When we then look at FUM, the order is the same, but CSC’s average account balance means that they have a LOT more of the money.
What’s interesting here is that pension FUM is only loosely correlated with the total super FUM of the organisation. There’s only one ‘monster’ pension fund, and that’s CSC.
There are a number of reasons for this. Firstly, many industry super funds didn’t even offer a pension option until the last 10 years or so. It used to be ‘here’s your cheque, enjoy your retirement’! Secondly, the demographics of who each fund has as their target market. Noting of course that this is more the result of industry structure than anyone doing anything particularly amazing on the marketing front.
The average account size is more of a mixed bag. Across the industry, the average pension account balance is $363k, a tidy sum.
There are some clear outliers. For instance, Unisuper’s average pension account size is almost as high as CSC, presumably a result of the very generous super contribution arrangements enjoyed by many university employees. It really does make a significant difference when employers join the super party.
And at the other end, EQT Super is showing a very low balance. Frankly this doesn’t make a whole lot of sense to me, so it might be more of a data issue than an accurate reflection of reality.
Having been in marketing/product/comms for many years, it’s pretty standard to want to increase the average balance per client, on account of the fact that many of the costs in super are at the fund level, so less clients with higher balances = more profit. (Did I mention I used to work at Mac Wrap? Lol).

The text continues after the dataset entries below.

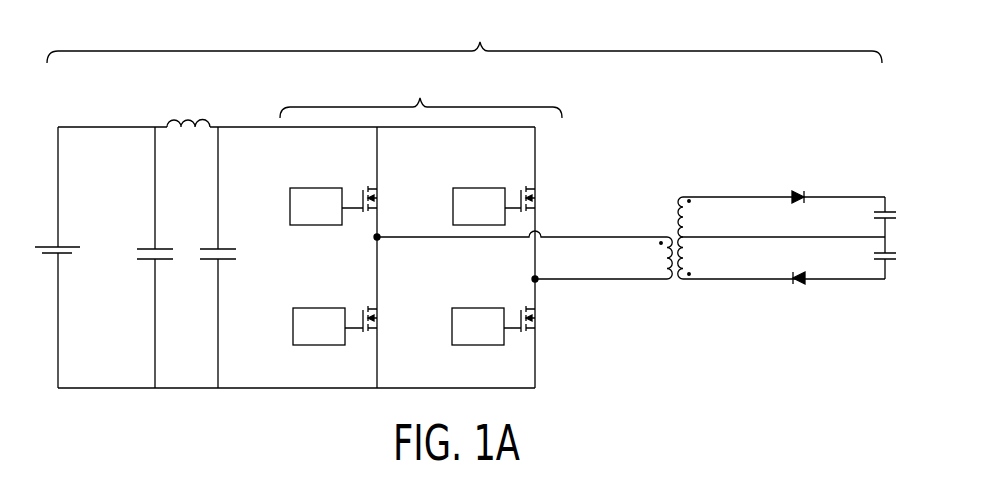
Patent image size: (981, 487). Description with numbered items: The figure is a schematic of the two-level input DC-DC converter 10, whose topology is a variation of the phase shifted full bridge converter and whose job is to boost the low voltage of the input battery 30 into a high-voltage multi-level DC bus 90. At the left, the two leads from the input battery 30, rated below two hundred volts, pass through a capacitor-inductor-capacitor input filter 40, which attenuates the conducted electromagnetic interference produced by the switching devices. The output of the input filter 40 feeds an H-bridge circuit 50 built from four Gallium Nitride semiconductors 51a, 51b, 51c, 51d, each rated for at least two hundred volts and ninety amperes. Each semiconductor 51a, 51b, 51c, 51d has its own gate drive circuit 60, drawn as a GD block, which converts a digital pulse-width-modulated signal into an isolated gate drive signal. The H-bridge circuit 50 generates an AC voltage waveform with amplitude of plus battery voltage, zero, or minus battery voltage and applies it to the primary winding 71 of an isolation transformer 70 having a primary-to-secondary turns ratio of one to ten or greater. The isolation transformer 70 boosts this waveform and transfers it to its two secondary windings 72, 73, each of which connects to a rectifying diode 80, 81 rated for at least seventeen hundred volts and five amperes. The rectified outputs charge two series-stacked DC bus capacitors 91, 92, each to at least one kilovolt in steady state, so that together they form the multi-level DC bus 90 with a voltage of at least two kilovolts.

The input DC-DC converter 10 is at (464, 34).
The input battery 30 is at (43, 247).
The input filter 40 is at (178, 115).
The H-bridge circuit 50 is at (421, 90).
The semiconductor 51a is at (378, 198).
The semiconductor 51b is at (537, 198).
The semiconductor 51c is at (378, 318).
The semiconductor 51d is at (537, 318).
The gate drive circuit 60 is at (302, 188).
The isolation transformer 70 is at (742, 194).
The primary winding 71 is at (664, 268).
The secondary winding 72 is at (688, 211).
The secondary winding 73 is at (688, 254).
The rectifying diode 80 is at (795, 186).
The rectifying diode 81 is at (800, 285).
The multi-level DC bus 90 is at (896, 216).
The DC bus capacitor 91 is at (896, 214).
The DC bus capacitor 92 is at (897, 256).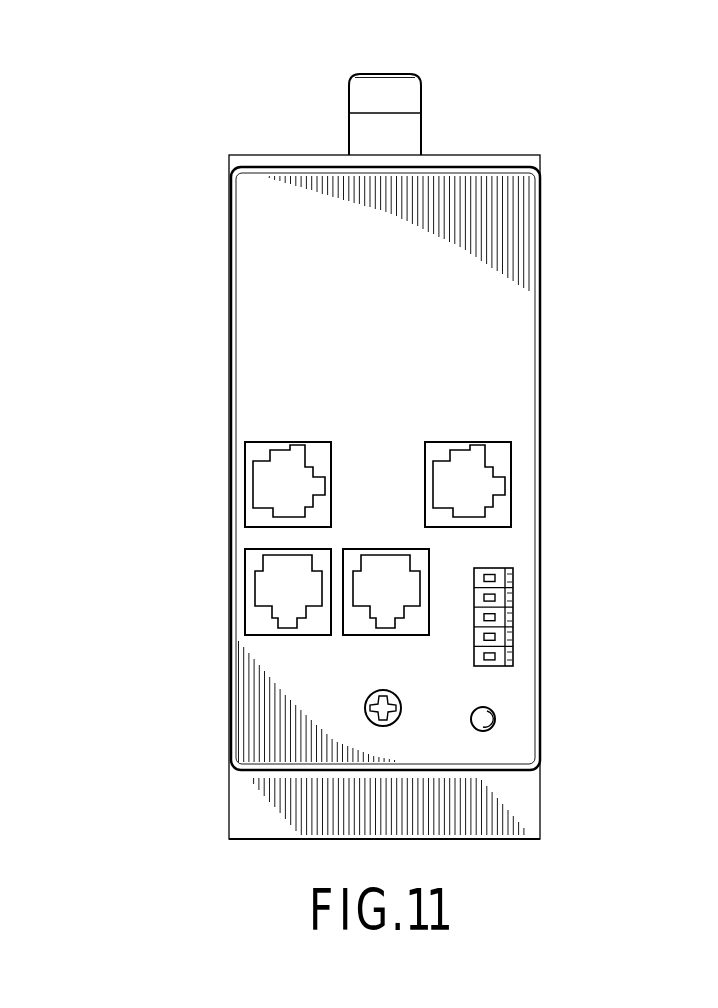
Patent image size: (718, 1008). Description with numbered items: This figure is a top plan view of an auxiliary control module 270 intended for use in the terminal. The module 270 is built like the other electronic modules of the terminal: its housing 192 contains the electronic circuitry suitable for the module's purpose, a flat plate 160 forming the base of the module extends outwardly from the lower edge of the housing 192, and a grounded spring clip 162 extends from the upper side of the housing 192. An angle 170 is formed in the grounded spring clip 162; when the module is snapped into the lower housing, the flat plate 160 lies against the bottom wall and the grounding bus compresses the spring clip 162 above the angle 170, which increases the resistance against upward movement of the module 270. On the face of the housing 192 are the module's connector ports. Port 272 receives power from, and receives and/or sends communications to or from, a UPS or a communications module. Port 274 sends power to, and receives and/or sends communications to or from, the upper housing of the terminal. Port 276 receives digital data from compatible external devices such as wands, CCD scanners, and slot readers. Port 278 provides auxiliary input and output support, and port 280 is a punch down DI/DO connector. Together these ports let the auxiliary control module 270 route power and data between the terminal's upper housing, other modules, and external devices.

It’s an interesting conundrum for pension accounts. These accounts can’t get bigger, only smaller. And it’s a fairly well established fact now that many members would be better off taking more out of their pension account, so running campaigns along the lines of ‘please don’t take out your money’ aren’t going to fly.
So what then? Are we going to see significant differences between the level of service that some funds can provide to their retired clients compared to others? I would suggest yes. Are we going to see funds actively promote their fund as a ‘place to put your retirement savings once you’ve retired'? I think yes to that too. Plus, I would suggest that adjunct services in retirement are WAY more valuable than anything provided pre-retirement. Interesting time ahead me thinks.
I’m very interested to know what you all make of these figures. This is the first time I’ve done this analysis, and while I suspected that retail funds would have the biggest percentage of pension accounts, I certainly didn’t expect it to be more than half! Are there any surprises for you? Do you think my analysis/comments are wrong/missing something? Please do let me know. My mantra with this sort of thing is ‘strong opinions, loosely held’, so I’m more than willing to adjust my thinking to incorporate new ideas and evidence. Join the conversation here.
^ yep, the data is a year old. I’ll do an update when the June 2022 data comes in, but that will be a while yet.
*I could refer to these as retirees. However, as we know, some people don’t start drawing down on their super until they’ve been retired for some time, and some people are drawing down who haven’t retired yet. So I’m going to stick with ‘pension’.
** This data doesn’t include SMSF. I did try, but the ATO info is a bit crap compared to what you can get from APRA.